タンパク質は、単一のポリペプチド内に複数の構造単位を組み込んで進化してきました。その結果、マルチドメインタンパク質は全プロテオームの大部分を占めています。マルチドメインタンパク質のドメインは、各ドメインがリボソームやタンパク質トランスロケーションチャネルから出てくる際に、それぞれのドメインが個別に、そしてベクター的に元の構造に折り畳まれることが多く、ドメイン間のミスフォールディングのリスクを低減させています。しかし、マルチドメインタンパク質の中には、非ネイティブなジスルフィド結合を持つ中間体を介して、小胞体(ER)内で非ベクター的に折り畳まれるものもあり、これらは合成後にゆっくりとネイティブな構造にシャッフルされると考えられていた。しかし、どのようにして非ベクター的に折り畳むのか、そのメカニズムは明らかになっていない。本研究では、LDL受容体(LDLR)の最N末端領域において、非ネイティブなジスルフィド結合からネイティブなジスルフィド結合へのシャッフルが、合成中の特定のタイミングで始まっていることを、二次元(二次元)ゲル電気泳動と正しく折り畳まれたドメインを認識するコンフォメーション特異的抗体を用いて明らかにした。その結果、LDLRの上流ドメインのジスルフィド結合のシャッフリングを助ける領域が同定され、その結果、LDLRの共翻訳フォールディングが促進されることが明らかになった。このように、血漿膜結合型マルチドメインタンパク質は、上流ドメインの非ベクター性フォールディングを促進する配列を進化させた。これらの知見は、哺乳類細胞の小胞体におけるマルチドメインタンパク質の非ベクター性フォールディングが、これまで考えられていた以上に協調的かつ精巧に行われていることを示している。このことは、マルチドメインタンパク質が生きた細胞の小胞体中でどのように非ベクター的に折り畳まれているのかという、これまでの見方を覆すものである。

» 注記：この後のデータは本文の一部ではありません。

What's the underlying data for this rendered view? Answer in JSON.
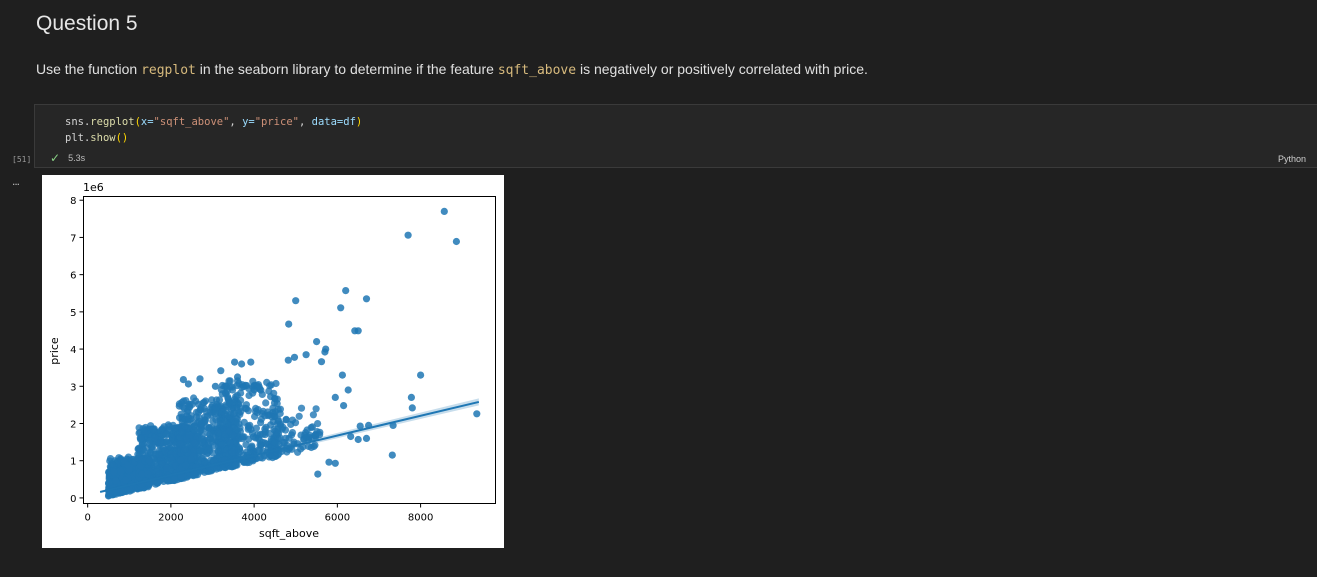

Proteins have evolved by incorporating several structural units within a single polypeptide. As a result, multidomain proteins constitute a large fraction of all proteomes. Their domains often fold to their native structures individually and vectorially as each domain emerges from the ribosome or the protein translocation channel, leading to the decreased risk of interdomain misfolding. However, some multidomain proteins fold in the endoplasmic reticulum (ER) nonvectorially via intermediates with nonnative disulfide bonds, which were believed to be shuffled to native ones slowly after synthesis. Yet, the mechanism by which they fold nonvectorially remains unclear. Using two-dimensional (2D) gel electrophoresis and a conformation-specific antibody that recognizes a correctly folded domain, we show here that shuffling of nonnative disulfide bonds to native ones in the most N-terminal region of LDL receptor (LDLR) started at a specific timing during synthesis. Deletion analysis identified a region on LDLR that assisted with disulfide shuffling in the upstream domain, thereby promoting its cotranslational folding. Thus, a plasma membrane-bound multidomain protein has evolved a sequence that promotes the nonvectorial folding of its upstream domains. These findings demonstrate that nonvectorial folding of a multidomain protein in the ER of mammalian cells is more coordinated and elaborated than previously thought. Thus, our findings alter our current view of how a multidomain protein folds nonvectorially in the ER of living cells.